The electronic excitations in non-cavity materials with broad and dispersionless electronic resonances are localized (i.e. incoherent, the wave vector being not a 'good' quantum number). This picture changes drastically in structures with strong resonant light-matter interaction. We present here a short review of theoretical and experimental results and as example we discuss the excitations in a planar microcavity, which utilizes organic materials as the optically resonant semiconductor. As it follows from macroscopic theory, as a result of strong light-matter coupling two polariton branches appear which are analogous to the cavity-polariton branches observed in inorganic microcavities. However, the polariton branches only exist in a certain restricted intervals of wave vectors. The majority of the electronic excited states do not strongly couple to the cavity photon, and these states are localized. We compare these predictions with results of numerical simulation of a disordered one-dimensional microcavity in the strong coupling regime.
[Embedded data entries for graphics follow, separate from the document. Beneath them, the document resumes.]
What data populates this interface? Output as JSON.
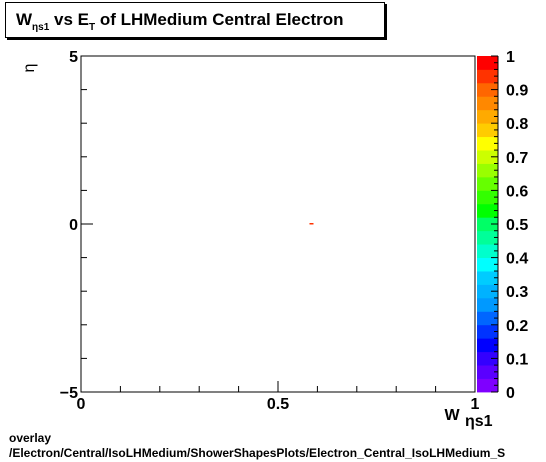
{
  "title": {
    "main": "W",
    "main_sub": "ηs1",
    "vs": " vs E",
    "vs_sub": "T",
    "rest": " of LHMedium Central  Electron"
  },
  "footer": {
    "line1": "overlay",
    "line2": "/Electron/Central/IsoLHMedium/ShowerShapesPlots/Electron_Central_IsoLHMedium_S"
  },
  "chart_data": {
    "type": "heatmap",
    "xlabel": "W",
    "xlabel_sub": "ηs1",
    "ylabel": "η",
    "xlim": [
      0,
      1
    ],
    "ylim": [
      -5,
      5
    ],
    "x_ticks": [
      {
        "value": 0,
        "label": "0"
      },
      {
        "value": 0.5,
        "label": "0.5"
      },
      {
        "value": 1,
        "label": "1"
      }
    ],
    "y_ticks": [
      {
        "value": -5,
        "label": "−5"
      },
      {
        "value": 0,
        "label": "0"
      },
      {
        "value": 5,
        "label": "5"
      }
    ],
    "z_range": [
      0,
      1
    ],
    "colorbar_ticks": [
      "0",
      "0.1",
      "0.2",
      "0.3",
      "0.4",
      "0.5",
      "0.6",
      "0.7",
      "0.8",
      "0.9",
      "1"
    ],
    "palette": [
      "#7f00ff",
      "#5a00ff",
      "#3300ff",
      "#0000ff",
      "#0033ff",
      "#0066ff",
      "#0099ff",
      "#00b2ff",
      "#00ccff",
      "#00ffff",
      "#00ffcc",
      "#00ff99",
      "#00ff66",
      "#00ff00",
      "#33ff00",
      "#66ff00",
      "#99ff00",
      "#ccff00",
      "#ffff00",
      "#ffcc00",
      "#ffaa00",
      "#ff8800",
      "#ff6600",
      "#ff3300",
      "#ff0000"
    ],
    "cells": [
      {
        "x": 0.585,
        "y": 0.0,
        "z": 0.95
      }
    ],
    "grid": false
  }
}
In this numerical simulations, the translational symmetry breaking due to disorder scattering is explicitly taken into account. The results qualitatively demonstrate the same structure of spectrum as obtained in the macroscopic theory for planar microcavity. They also give the possibility to analyse in the one-dimensional case the character of the wave functions both in real space and in Fourier space determining the intervals of wave vectors, where coherent (polaritonic) states exist and estimating for different spectral regions the radius of localized (incoherent) states.